Let's assume a situation whereby the wick at the top of the candle is very short. The proposition is that the coin is booming as the highest recorded price for that day has been reached. On the other hand, if the wick at the top was long, it would demonstrate that, at some given point in the course of the day, the price of the coin has been increased, but people did not hesitate to sell it in order to make a profit. This would propose the automatic falling of the market. Simply put, traders desires are to buy the crypto at a lower price while having the feeling that it is now. Thus, transforming into significant future actions.

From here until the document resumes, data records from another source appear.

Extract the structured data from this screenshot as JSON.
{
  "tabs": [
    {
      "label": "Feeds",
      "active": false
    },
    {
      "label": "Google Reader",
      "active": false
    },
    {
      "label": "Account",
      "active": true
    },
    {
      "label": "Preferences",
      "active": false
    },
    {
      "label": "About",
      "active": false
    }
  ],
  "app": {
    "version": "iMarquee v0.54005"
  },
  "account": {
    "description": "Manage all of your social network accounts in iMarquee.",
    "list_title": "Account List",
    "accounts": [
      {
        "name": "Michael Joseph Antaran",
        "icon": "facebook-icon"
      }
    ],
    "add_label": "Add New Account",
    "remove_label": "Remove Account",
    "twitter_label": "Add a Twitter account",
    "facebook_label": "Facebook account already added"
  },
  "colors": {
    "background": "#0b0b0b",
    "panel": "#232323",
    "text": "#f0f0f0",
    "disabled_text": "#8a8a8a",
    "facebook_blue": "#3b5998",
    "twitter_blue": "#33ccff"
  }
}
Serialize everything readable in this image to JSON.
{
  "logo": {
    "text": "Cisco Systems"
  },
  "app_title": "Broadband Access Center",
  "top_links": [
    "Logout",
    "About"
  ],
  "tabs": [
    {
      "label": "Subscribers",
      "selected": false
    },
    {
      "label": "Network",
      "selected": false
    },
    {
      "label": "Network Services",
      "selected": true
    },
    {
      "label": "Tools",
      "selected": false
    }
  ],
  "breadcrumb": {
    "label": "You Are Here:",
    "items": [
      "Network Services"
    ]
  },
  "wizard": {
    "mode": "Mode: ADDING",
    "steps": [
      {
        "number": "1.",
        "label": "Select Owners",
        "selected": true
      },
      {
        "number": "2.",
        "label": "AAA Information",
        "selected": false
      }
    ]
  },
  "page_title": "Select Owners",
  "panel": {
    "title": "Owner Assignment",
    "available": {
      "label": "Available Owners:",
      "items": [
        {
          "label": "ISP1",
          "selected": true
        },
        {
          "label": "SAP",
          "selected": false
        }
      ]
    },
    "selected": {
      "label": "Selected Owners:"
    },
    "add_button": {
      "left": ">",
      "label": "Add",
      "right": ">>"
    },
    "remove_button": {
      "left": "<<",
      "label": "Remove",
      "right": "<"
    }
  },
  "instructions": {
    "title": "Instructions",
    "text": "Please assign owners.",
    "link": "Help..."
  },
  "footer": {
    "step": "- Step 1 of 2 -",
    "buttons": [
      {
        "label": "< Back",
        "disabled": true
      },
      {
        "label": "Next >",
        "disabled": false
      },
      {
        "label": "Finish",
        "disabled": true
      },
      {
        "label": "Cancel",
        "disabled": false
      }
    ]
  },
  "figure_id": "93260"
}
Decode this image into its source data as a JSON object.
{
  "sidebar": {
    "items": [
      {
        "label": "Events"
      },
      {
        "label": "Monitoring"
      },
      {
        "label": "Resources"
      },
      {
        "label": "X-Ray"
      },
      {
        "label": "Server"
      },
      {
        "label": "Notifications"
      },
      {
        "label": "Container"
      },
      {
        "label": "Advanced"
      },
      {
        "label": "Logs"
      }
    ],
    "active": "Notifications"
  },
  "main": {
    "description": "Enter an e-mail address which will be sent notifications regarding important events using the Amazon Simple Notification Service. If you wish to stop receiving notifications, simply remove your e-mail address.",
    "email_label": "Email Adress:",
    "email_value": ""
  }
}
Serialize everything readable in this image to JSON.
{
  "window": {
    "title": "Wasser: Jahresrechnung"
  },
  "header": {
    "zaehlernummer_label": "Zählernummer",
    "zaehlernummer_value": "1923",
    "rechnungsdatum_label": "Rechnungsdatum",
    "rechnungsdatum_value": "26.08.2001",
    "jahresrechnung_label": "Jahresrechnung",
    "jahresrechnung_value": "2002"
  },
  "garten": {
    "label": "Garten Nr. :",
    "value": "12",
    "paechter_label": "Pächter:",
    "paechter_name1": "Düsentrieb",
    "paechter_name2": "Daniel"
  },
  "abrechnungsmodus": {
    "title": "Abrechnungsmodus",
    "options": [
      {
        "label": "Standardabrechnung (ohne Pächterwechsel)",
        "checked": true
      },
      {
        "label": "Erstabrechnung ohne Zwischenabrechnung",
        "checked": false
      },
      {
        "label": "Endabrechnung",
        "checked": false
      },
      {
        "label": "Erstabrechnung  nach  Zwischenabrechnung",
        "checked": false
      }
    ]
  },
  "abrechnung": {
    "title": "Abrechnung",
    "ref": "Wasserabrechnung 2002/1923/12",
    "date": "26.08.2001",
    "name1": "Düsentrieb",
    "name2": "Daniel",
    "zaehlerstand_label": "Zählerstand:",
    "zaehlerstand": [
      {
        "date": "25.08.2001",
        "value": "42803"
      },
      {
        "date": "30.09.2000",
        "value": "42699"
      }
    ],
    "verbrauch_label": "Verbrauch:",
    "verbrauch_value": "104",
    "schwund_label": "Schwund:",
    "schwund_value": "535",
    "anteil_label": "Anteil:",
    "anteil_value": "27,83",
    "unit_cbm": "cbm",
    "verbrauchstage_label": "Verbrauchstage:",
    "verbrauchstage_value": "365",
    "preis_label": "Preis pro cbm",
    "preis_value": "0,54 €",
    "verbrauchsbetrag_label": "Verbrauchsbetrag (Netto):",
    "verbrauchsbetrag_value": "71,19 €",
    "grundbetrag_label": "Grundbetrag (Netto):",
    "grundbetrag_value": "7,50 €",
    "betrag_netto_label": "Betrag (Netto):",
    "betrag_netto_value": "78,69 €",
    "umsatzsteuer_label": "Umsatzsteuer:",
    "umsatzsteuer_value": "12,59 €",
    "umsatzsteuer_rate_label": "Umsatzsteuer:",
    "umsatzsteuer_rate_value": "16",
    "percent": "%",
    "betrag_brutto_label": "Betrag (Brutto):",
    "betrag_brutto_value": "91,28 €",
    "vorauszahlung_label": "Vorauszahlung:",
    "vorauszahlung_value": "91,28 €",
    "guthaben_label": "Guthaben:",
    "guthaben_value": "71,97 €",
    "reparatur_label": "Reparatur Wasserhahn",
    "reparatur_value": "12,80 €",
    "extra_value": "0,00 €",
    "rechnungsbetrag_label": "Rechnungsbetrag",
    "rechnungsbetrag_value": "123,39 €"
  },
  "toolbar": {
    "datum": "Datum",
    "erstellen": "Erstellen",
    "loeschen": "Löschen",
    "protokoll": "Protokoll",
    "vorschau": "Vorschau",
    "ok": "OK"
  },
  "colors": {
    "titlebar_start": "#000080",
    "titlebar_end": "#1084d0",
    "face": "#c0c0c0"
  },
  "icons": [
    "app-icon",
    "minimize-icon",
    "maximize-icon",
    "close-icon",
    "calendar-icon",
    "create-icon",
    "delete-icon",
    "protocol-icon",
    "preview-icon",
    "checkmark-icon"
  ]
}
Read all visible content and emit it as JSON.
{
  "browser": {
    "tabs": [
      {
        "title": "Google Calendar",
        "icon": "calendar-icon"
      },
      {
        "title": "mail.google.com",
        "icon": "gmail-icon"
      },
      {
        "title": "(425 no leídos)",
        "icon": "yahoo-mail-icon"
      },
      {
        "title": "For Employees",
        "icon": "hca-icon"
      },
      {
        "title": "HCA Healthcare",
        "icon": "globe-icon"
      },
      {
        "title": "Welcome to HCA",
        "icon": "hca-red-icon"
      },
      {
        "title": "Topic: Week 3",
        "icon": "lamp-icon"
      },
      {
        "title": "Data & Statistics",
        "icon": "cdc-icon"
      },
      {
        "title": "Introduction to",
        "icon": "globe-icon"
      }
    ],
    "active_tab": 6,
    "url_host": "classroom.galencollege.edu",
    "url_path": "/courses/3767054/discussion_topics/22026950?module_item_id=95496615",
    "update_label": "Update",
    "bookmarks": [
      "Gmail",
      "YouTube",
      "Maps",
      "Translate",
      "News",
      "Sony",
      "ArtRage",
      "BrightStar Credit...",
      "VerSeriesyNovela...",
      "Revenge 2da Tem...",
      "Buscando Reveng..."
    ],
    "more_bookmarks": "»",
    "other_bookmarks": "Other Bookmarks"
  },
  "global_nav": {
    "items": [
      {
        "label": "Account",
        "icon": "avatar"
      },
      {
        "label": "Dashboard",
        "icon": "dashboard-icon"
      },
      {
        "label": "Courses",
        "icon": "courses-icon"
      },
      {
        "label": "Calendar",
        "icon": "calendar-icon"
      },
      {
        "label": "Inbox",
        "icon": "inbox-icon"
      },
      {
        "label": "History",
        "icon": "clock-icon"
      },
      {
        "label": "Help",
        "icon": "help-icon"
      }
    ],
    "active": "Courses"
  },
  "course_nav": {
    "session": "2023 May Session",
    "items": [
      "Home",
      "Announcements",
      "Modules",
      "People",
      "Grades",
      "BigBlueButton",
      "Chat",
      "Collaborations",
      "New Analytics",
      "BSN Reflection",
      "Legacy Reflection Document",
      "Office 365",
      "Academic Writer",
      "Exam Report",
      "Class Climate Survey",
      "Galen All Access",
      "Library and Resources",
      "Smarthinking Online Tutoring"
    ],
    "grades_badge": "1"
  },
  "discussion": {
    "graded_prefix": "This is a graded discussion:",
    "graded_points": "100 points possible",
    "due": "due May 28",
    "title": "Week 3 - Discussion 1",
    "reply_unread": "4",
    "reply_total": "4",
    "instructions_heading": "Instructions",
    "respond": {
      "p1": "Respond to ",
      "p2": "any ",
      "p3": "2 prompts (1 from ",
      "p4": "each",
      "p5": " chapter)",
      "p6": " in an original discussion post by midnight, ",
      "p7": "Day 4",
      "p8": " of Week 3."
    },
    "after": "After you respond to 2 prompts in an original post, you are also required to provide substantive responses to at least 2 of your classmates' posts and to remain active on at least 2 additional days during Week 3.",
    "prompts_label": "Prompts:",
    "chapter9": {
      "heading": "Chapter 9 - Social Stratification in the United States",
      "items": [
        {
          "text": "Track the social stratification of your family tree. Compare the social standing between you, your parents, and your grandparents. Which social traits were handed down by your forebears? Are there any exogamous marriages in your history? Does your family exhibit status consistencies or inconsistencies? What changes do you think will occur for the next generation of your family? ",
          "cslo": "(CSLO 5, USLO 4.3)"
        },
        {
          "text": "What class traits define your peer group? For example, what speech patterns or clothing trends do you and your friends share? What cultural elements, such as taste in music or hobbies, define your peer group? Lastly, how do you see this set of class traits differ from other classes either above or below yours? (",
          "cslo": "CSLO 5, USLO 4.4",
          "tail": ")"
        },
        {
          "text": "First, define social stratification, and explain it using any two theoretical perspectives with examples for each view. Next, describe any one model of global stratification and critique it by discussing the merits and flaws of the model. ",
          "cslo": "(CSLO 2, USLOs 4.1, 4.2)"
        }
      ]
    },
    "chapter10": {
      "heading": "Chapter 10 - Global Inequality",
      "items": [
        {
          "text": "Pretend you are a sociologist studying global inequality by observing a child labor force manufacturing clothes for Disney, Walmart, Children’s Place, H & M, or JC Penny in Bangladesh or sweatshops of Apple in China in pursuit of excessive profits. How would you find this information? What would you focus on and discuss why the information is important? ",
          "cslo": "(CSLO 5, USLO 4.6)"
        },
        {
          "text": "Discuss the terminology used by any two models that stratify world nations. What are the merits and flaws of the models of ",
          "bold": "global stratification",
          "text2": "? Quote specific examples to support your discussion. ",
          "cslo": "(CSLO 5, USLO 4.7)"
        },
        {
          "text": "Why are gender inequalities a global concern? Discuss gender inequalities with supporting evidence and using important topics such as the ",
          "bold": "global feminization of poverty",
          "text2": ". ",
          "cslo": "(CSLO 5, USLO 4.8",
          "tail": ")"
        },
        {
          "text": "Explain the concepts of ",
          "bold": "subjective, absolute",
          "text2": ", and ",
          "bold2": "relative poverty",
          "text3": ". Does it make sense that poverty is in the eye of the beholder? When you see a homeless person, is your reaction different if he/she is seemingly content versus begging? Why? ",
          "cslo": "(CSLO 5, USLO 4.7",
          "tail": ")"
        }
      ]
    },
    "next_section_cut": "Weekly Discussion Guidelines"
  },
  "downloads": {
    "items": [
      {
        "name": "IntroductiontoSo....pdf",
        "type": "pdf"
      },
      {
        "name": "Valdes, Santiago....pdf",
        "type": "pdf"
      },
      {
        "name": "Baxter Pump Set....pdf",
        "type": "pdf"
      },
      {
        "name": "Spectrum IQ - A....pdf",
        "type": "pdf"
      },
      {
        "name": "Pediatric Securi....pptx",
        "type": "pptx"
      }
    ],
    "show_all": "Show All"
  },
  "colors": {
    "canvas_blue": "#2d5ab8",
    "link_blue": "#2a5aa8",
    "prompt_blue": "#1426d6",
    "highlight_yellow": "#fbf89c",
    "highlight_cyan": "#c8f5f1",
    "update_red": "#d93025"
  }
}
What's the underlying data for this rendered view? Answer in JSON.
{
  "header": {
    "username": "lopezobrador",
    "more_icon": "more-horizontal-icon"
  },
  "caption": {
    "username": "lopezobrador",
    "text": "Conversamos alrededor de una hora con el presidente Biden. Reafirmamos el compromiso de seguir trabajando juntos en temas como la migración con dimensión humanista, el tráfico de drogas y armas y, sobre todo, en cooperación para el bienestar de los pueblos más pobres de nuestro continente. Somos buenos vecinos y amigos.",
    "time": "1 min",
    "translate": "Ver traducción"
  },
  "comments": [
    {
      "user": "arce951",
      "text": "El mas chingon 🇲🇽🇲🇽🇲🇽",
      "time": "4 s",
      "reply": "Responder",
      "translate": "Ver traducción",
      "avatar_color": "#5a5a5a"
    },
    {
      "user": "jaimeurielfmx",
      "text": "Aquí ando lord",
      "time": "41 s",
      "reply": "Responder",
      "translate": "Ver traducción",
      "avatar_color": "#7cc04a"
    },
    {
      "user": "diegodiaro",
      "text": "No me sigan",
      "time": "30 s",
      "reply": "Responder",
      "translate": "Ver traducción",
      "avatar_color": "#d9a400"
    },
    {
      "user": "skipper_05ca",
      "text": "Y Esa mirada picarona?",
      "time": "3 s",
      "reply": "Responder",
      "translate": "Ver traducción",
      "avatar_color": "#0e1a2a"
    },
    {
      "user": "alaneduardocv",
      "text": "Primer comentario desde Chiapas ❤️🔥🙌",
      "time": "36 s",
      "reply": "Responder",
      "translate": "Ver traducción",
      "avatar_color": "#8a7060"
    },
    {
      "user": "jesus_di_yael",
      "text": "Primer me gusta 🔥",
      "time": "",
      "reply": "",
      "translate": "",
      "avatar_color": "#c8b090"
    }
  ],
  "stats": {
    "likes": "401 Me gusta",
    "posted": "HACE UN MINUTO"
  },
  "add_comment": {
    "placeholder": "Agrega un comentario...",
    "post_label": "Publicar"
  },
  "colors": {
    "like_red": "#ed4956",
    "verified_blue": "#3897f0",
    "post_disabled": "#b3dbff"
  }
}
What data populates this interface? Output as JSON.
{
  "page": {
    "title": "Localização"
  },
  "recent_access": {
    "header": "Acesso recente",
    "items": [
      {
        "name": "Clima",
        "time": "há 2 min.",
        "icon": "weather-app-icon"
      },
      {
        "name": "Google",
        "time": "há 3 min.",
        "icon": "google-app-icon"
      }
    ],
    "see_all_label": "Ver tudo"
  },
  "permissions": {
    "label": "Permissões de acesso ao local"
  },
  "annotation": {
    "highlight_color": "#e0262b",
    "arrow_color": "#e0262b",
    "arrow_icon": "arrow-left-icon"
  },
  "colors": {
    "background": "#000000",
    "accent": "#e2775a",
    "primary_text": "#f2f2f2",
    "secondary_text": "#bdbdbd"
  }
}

In opposition, if the wick underneath a candle is short, it confirms that traders are still marketing the coin. This increases the supply and at the same time, suggests the price is probably going to decrease furthermore. Nonetheless, if the wick at the bottom is quite long, then this shows that the price of the coin has been dished, and people have started purchasing it again, with the aim to get it at its lowest value. This can eventually lead to an upward movement on the next day. It can also be perceived in the hammer candlestick pattern (below). It signifies a short body with a little tail which can be seen at the bottom of the downward trend.


We can compare bar charts and candlestick charts because they both show the same information, just in a different way. It's just that Candlestick charts are more visual, due to the colour-coding of the price bars and thicker real bodies, which are better at highlighting the difference between the open and the close.




Understanding cryptocurrency charts is a vital skill that every trader needs should have. Hopefully, everything your read in this article will not only  help you with your crypto analysis but also demonstrate that reading chart is not complex as it may look.